Conn noted that Article 1323 in Canon Law sets out exceptions to when church penalties can be imposed, such as when someone "acted under the compulsion of grave fear, even if only relative, or by reason of necessity or grave inconvenience."

"If the act was not a free act, then it's less imputable, less punishable," Conn said.

In his statement, Navarro-Valls said Chinese bishops and priests had been subject to "strong pressures and to threats" to take part in the ordinations by "external entities to the church" — an apparent reference to the Chinese Patriotic Catholic Association, the church's official name in China.

"Various prelates have given a refusal to similar pressures, while others were not able to do anything but submit with great interior suffering," the statement continued.

Conn said at this point, only the bishops in question know whether they acted out of fear.
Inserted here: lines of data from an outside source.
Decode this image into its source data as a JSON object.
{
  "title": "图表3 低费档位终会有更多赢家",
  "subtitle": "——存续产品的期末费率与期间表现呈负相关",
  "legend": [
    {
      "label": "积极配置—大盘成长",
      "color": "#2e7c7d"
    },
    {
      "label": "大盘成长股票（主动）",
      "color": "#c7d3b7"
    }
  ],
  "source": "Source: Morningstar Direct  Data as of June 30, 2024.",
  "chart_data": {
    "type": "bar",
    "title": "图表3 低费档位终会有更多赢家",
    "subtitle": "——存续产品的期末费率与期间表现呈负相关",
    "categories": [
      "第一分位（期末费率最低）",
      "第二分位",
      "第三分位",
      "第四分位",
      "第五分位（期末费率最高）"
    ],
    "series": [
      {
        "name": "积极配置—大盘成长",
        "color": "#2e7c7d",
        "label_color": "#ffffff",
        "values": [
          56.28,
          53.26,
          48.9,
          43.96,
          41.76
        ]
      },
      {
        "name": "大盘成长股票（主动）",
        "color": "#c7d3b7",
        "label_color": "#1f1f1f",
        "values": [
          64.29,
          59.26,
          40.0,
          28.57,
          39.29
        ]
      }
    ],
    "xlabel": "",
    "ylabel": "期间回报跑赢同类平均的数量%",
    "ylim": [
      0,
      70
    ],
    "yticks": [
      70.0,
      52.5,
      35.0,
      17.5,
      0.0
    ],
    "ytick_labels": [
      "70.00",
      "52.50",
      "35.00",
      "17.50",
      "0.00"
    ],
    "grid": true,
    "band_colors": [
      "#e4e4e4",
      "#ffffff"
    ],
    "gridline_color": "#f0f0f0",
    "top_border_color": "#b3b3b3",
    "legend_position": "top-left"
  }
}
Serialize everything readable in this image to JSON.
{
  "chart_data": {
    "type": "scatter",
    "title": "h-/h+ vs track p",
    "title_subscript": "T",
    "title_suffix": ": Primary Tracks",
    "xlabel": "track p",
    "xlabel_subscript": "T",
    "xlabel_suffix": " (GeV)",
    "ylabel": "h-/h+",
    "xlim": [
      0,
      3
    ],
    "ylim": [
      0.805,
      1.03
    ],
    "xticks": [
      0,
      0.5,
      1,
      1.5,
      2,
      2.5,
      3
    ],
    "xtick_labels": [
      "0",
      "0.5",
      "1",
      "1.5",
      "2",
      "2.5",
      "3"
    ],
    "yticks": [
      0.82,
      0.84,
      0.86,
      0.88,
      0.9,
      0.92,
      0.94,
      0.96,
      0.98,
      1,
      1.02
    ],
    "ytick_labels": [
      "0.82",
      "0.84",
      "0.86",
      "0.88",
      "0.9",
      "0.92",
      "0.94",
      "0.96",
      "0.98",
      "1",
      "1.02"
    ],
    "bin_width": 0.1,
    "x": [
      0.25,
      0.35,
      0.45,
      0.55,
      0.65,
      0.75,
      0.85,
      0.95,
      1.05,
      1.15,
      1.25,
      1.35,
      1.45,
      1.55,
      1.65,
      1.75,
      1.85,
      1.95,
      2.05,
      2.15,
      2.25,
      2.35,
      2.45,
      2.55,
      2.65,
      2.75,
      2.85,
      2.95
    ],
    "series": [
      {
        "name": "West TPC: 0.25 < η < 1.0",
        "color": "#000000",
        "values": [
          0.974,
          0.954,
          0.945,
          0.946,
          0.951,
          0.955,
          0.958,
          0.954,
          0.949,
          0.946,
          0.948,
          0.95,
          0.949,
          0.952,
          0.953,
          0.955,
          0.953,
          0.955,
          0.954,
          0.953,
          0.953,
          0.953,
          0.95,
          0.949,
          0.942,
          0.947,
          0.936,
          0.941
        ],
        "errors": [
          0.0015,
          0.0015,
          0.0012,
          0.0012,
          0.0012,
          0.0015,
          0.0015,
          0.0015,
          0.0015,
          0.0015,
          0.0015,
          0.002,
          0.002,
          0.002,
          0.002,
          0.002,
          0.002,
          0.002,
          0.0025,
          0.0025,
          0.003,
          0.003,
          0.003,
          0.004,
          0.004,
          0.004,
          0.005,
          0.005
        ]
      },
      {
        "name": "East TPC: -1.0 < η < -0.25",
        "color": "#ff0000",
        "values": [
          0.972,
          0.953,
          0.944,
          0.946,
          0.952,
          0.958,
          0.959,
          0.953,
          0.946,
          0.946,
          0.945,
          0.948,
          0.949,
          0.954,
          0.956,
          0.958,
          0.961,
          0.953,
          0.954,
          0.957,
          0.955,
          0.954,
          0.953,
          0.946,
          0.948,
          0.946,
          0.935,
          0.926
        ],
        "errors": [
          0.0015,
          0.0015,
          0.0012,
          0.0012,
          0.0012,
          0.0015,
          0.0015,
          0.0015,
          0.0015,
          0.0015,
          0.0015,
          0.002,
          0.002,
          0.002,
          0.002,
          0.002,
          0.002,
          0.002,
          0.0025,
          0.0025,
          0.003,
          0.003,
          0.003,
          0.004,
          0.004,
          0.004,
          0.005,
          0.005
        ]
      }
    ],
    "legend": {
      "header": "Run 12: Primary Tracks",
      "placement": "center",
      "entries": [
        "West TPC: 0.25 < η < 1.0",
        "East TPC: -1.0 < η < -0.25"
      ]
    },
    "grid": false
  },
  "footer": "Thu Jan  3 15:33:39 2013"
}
"If the individual himself knows that he did not act out of grave fear, he is burdened in conscience to carry out the excommunication," he said.

Conn likened the situation to that of a woman who obtains an abortion. The act of getting an abortion carries with it the same automatic excommunication. But since there is rarely a formal declaration of an excommunication for an abortion, the woman is burdened with the penalty in her conscience, he said.

Official ties between the Holy See and Beijing were severed after communists took control of China in 1949. While Benedict has reached out to Beijing in hopes of restoring ties, the ordinations this week set back the efforts.

In China, a senior official in the state-backed Catholic church said Friday that religious conflicts can only be addressed after the Vatican establishes diplomatic relations with Beijing.

Liu Bainian, vice chairman of the Chinese Patriotic Catholic Association, a state-backed agency that oversees administration of the Catholic church, called on the Vatican to change its policies toward China.

"Once the relationship between the Chinese government and the Vatican improves, the church issues can be resolved," Liu said in a telephone interview.

Liu's comments were the first official response since the Vatican lashed out against the Chinese church's ordination of the bishops.